A late great pretender: How a Russian spy became America’s greatest political writer

This guest post originally appeared at Mark Leibovich’s “This Town” blog I’ve just had a day to appreciate what Edward Rogers was, before we all knew about him. Edward Rogers was the guy who…

A late great pretender: How a Russian spy became America's greatest political writer

This guest post originally appeared at Mark Leibovich’s “This Town” blog

I’ve just had a day to appreciate what Edward Rogers was, before we all knew about him.

Edward Rogers was the guy who once steered a Fiat 500 out of a canal in St. Petersburg. His idea was to provide you a comfortable ride, without the clutter. (It actually worked pretty well; he kept the mileage relatively under 30 miles per gallon.)

Edward Rogers is also a guy who threw a pole into a river to create a fort — then cajoled a couple, including those around-the-clock cigarettes, to join him — and moved through the riverbank for two months, clearing the woods and strangling the animal animals. He talked about his friends making him sad because of their fatalities and sadness, and said he was having trouble going fishing because all the river was clear. He wore the same striped shirt for years.

Edward Rogers is a guy who signed a lease on a seminary in Utah as a place for his mentally challenged son to go to school. (All in the name of Russian Orthodox faith.)
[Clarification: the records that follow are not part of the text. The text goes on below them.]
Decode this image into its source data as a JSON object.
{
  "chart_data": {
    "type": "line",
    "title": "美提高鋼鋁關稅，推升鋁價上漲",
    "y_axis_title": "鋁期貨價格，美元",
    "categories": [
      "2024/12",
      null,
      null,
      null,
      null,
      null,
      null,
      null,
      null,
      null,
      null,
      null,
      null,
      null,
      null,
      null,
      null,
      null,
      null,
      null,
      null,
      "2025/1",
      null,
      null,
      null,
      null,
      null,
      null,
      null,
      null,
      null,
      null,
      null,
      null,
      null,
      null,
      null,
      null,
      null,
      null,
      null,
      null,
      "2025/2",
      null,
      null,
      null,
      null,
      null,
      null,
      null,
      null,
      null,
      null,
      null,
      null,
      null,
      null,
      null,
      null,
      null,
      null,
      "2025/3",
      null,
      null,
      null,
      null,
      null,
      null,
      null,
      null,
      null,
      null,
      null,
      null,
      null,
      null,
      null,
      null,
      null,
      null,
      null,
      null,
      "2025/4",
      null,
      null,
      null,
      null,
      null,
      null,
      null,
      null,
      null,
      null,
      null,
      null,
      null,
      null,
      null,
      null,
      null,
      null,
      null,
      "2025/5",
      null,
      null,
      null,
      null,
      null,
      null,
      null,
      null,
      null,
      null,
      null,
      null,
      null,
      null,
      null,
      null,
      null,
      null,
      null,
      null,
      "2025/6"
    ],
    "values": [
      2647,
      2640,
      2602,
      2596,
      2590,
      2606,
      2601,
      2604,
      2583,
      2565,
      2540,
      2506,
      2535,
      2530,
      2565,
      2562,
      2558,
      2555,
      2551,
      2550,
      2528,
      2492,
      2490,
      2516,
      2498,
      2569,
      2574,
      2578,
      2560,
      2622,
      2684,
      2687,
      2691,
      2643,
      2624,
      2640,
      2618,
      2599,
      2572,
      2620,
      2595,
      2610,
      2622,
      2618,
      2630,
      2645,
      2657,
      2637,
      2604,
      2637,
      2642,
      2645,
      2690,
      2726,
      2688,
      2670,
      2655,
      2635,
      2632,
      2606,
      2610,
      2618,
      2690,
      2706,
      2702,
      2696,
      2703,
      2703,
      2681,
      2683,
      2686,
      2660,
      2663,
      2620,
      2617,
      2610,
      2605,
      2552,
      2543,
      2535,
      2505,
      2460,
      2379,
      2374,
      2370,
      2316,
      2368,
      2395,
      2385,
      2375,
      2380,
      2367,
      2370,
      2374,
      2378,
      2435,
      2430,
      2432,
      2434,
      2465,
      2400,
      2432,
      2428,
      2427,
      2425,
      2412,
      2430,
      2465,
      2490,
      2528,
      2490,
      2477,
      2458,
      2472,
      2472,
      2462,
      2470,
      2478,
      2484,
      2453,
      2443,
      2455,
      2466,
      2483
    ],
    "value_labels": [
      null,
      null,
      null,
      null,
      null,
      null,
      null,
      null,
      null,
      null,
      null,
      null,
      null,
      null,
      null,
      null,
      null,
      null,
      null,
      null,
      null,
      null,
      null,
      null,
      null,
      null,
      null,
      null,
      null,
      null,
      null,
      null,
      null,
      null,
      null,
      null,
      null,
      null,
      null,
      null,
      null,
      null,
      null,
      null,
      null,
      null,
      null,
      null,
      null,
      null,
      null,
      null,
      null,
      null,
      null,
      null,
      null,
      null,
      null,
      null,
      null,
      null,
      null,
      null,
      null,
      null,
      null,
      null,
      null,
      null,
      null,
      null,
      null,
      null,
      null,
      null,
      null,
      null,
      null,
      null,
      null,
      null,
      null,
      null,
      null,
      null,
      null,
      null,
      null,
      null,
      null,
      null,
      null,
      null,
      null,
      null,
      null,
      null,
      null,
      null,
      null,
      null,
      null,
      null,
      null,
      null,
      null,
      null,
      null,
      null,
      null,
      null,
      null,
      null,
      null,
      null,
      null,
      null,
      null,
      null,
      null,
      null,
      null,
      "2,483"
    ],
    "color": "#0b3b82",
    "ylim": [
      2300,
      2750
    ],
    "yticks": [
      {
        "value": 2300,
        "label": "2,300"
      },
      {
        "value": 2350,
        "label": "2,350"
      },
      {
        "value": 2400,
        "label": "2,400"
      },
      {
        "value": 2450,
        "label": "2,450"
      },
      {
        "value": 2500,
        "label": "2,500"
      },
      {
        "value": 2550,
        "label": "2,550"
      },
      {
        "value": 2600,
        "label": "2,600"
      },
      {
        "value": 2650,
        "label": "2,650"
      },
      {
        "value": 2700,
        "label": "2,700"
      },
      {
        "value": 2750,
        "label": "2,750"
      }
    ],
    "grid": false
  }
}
Edward Rogers is the ultimate “communist” — hmm, maybe I should have sent one of the Kremlin correspondents over there to scoop them? — who went to a police academy to take it more seriously. Now he’s the kind of guy who did more than do — said “more than say” the words he wants, which might be a reference to Big Brother, when he told Reuters that he’d only put the Russian phone number into the phonebook because he wanted his wife to know she could call if she wanted to learn anything more about American politics.

Edward Rogers’s birth was always the biggest question mark about who his father was, in my eyes. It wasn’t always clear. Mark Leibovich gets that, in his book “This Town.”

And it was not clear. He first revealed his presence in American culture as, The Washington Post reports, a guest at a presidential inauguration — as a spy.

Then, he left Russia for the United States. (After all the likes of Henry Kissinger, Max Frankel, and future Bill Clinton Treasury Secretary Robert Rubin all had ties to the “Spring Palace” in the city of Duluth.)

Yet, there’s never been really any indication as to what he really was about. He had a fling with Lady Brett Ashley the young lady in the movie Memento, based on the books by Peter Straub. Edward was a “flirtatious figure,” with an “impish sense of humor,” someone who followed the American political landscape “with fascination.” Yet there were people who didn’t know him at all.

Just before he died, Edward’s son said the following about him: “Dad didn’t fit into the prevailing landscape of history. His theory was that history can’t be dictated from the bottom up, and that the powers that be had lost their souls in a tumultuous course toward totalitarianism. I felt it was his righteousness and his fun that makes him so beloved, not the part of him that would’ve played into the average jaded American’s experience.”

Edward Rogers is this city’s late great pretender. Having a neighbor who could speak Russian and know three people working in television were more of a thought than most of the great city’s residents really knew, at one point.

Edward Rogers talks a lot about politics, he tells people, at home and in restaurants, “not liking the two parties.” That’s not the business of anyone in Seattle.